Every two weeks without fail, the development team at Gemvara would share their progress in a company-wide meeting. They’d walk us through their work from the previous two weeks and then update everyone on what would be coming next. Immediately following these meetings the engineers would lock themselves in a conference room and take a hard, blame-free look at what could have gone better during the prior two-week cycle in what’s called a retrospective.
Over time, we saw the benefits of this approach and started applying aspects of the retrospective to other parts of the business. We consistently made time to take a hard look at our choices with the goal of improving our overall effectiveness. It took a while to create this discipline and build the trust needed within more of our teams. But regularly looking back and determining what we could have done better proved to be one of the best ways to consistently improve our future efforts.

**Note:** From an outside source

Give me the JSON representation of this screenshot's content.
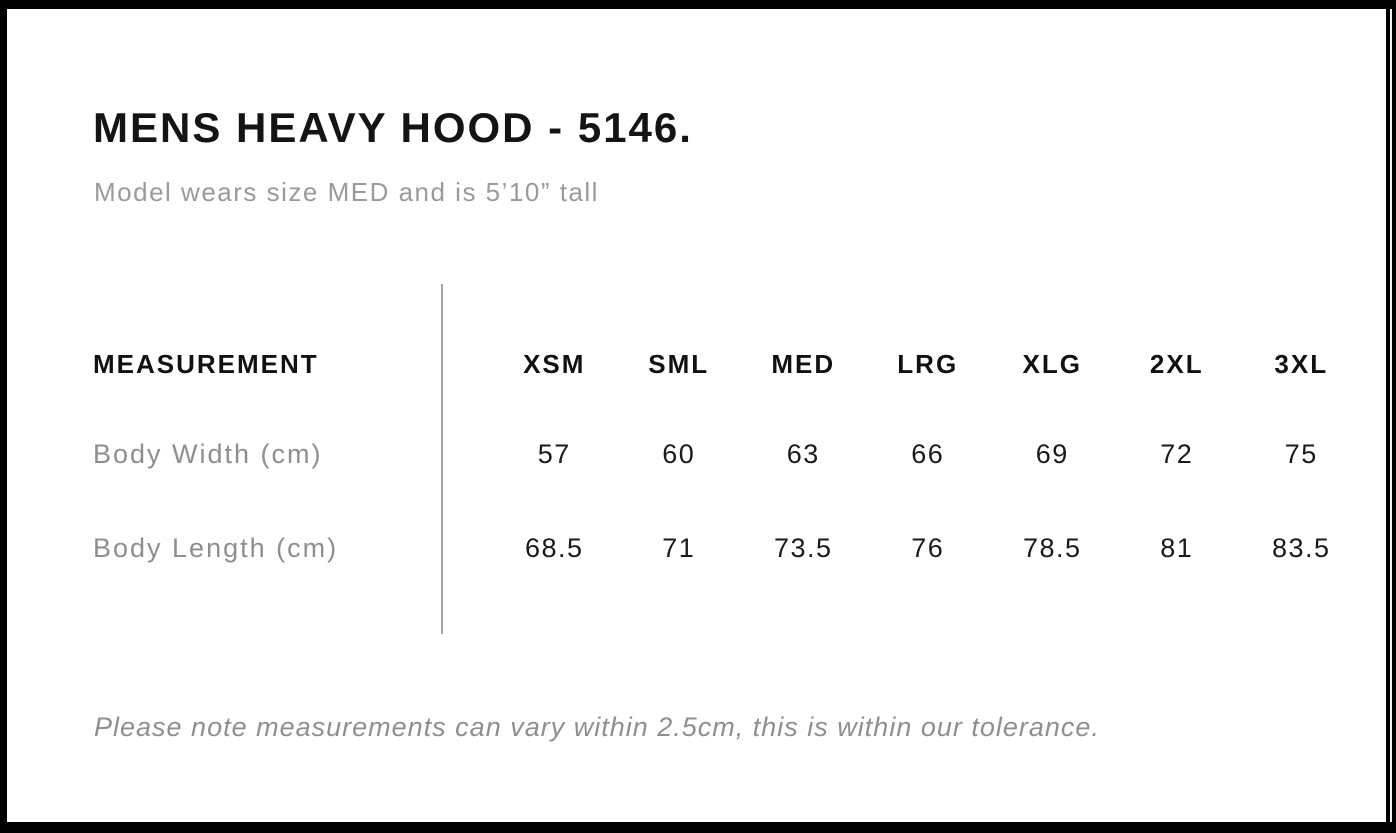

Here are a few of my hard learned lessons from the last few years. I hope they help you and encourage you to push your team to take a harder, blameless look at the choices that currently drive your own digital efforts.
Leads Not Sales
For most jewelers, the fantasy of an always-on 24-hour-a-day store is exactly that… a fantasy. Yet so much effort and discussions about our digital advertising and website focuses on optimizing an online sales funnel that never seems to generate sales. If the majority of your sales (let’s say 90%+) happen in store and efforts to improve ecommerce conversion continually fall short, take a step back and consider how you can better use your digital presence to drive the customer in-store instead. We’ve seen this have a far greater impact, especially on more traditional businesses.
Impact Not Size
There are few things I struggle with more than fluffy metrics. Fluffy metrics are details that sound good in theory (i.e. we got 100,000 impressions or we gained 5,000 followers), but where there’s no clear evidence that these amazing sounding facts drove any actual business. The use of fluffy metrics is often a byproduct of a manager or owner not being excited by the smaller numbers that do actually make an impact (i.e. we got ten in-store leads from social or we sold the one design that was in our last email). It’s important to look at all the data, but make sure you identify and focus on the metrics that actually move the needle. Even if they sound less exciting.

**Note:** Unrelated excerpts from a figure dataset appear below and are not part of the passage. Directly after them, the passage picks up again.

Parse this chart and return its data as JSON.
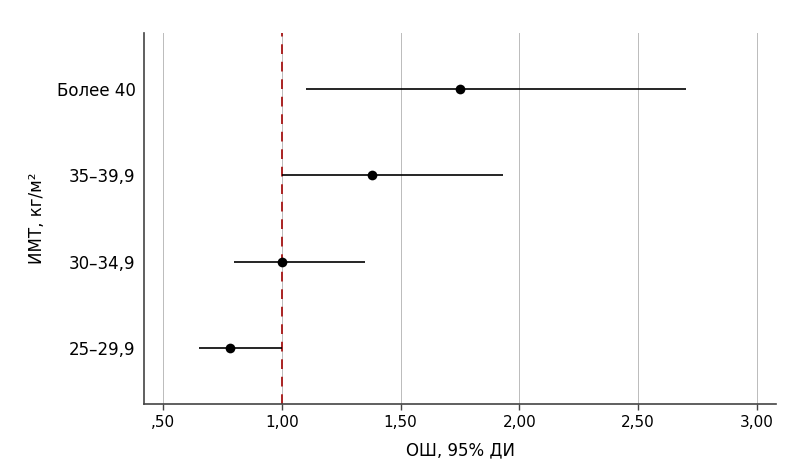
{
  "categories": [
    "25–29,9",
    "30–34,9",
    "35–39,9",
    "Более 40"
  ],
  "points": [
    0.78,
    1.0,
    1.38,
    1.75
  ],
  "ci_low": [
    0.65,
    0.8,
    1.0,
    1.1
  ],
  "ci_high": [
    1.0,
    1.35,
    1.93,
    2.7
  ],
  "ref_line": 1.0,
  "xlim": [
    0.42,
    3.08
  ],
  "xticks": [
    0.5,
    1.0,
    1.5,
    2.0,
    2.5,
    3.0
  ],
  "xtick_labels": [
    ",50",
    "1,00",
    "1,50",
    "2,00",
    "2,50",
    "3,00"
  ],
  "xlabel": "ОШ, 95% ДИ",
  "ylabel": "ИМТ, кг/м²",
  "point_color": "#000000",
  "point_size": 7,
  "line_color": "#000000",
  "line_width": 1.2,
  "ref_line_color": "#aa2222",
  "ref_line_style": "--",
  "grid_color": "#bbbbbb",
  "grid_linewidth": 0.7,
  "spine_color": "#444444",
  "background_color": "#ffffff",
  "xlabel_fontsize": 12,
  "ylabel_fontsize": 12,
  "tick_fontsize": 11,
  "category_fontsize": 12
}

Positioning Not Promotions
Back in the day, designers were often told to make a brand’s logo bigger. When trying to drive online sales, the bigger logo has now been replaced with bigger discounts. Over time, most traditional businesses looking to scale online sales inevitably fall into the discounting trap. This only leads to more discounts, higher discounts and… unfortunately making the literal size of the font used for the discount in your content bigger. While it may have a negative impact on short-term conversion, traditional retailers and brands should consider shifting efforts away from ongoing promotions and focus on why a customer should buy from you. This is especially true for businesses that do not have sufficient ad budgets or marketing resources to break through emerging competition with meaningful digital marketing budgets. Discounts are an important driver of sales and leads, but all too often they take the place of crafting a compelling and unique selling proposition that helps customers understand why they should buy from you in the first place.
Take a Look Back
Learn to take blame off the table and take time to build the trust needed to mercilessly examine prior efforts. While retrospectives can be difficult to implement, the insights and trust they foster are invaluable. Looking back at what you got wrong is never fun, but it’s almost always useful.